Where does ground truth come from? Sometimes the dataset already has it (you exported a benchmark). Sometimes you generate it (a strong baseline LLM). And sometimes you need humans — subject-matter experts who know what “correct” means for your domain. A labeling queue is a dataset-attached workflow that assigns rows to specific annotators for labeling. Annotators can be scoped to see only their labeling queue — useful when SMEs shouldn’t have full platform access. The annotator’s task is shaped by annotation configs. Three flavors are supported:
Config typeWhat the annotator picksExample
CategoricalA label from a fixed settext_summarizer / language_translator / grammar_corrector / sentiment_analyzer
ContinuousA numeric score within a range1.0 to 5.0 for response quality
Free-form textOpen-ended textExplanation of why a label was chosen
Multiple configs can stack on the same dataset — categorical label plus a free-form explanation, for instance. The annotator sees both prompts and supplies both signals per row. Once the queue is complete, the labels land as additional columns on the dataset. You can then point Metric Settings at the label column as the reference and unlock the full set of comparison metrics.

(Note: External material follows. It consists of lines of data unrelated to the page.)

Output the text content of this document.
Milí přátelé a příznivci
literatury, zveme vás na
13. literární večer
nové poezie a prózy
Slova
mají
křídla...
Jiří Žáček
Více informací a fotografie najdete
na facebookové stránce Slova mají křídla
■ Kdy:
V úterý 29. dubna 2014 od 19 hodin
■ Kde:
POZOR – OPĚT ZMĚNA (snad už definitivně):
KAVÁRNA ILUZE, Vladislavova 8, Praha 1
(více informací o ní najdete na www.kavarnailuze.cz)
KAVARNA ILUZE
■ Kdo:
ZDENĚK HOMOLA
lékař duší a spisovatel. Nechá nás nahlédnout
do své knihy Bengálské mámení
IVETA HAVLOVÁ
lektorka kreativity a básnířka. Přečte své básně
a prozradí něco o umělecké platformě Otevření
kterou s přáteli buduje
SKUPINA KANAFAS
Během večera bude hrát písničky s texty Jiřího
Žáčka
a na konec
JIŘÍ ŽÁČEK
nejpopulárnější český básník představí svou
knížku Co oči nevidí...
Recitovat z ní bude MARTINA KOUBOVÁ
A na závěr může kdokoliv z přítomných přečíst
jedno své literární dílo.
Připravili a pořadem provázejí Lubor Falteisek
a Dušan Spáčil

New Labeling Queue dialog with six numbered sections — Queue Name, Add Data into the Queue with data source picker and max limit, Annotation Configs with Add/Remove Configs button, Instructions field with Edit/Preview tabs, Assignment Method with Distribute Randomly and All Annotators Annotate Each Example options, and Assign Annotators

Why this matters for prompt iteration

The dataset is half the iteration loop. The prompt is the variable you’re changing; the dataset is the constant you’re measuring against. Two implications:
  • Dataset quality bounds eval quality. A dataset that only covers easy cases will say every prompt is great. A dataset that covers the hard cases — including edge cases drawn from production failures — is what catches regressions.
  • Datasets are reusable. A well-built dataset works across many prompts, model swaps, and over time. Investing in dataset coverage pays back for every prompt iteration after it.
When you graduate from a synthetic dataset to a real-traces dataset to a real-traces-plus-human-labels dataset, the iteration loop’s quality improves at every step. That progression is the operational maturity arc for any prompt you run in production.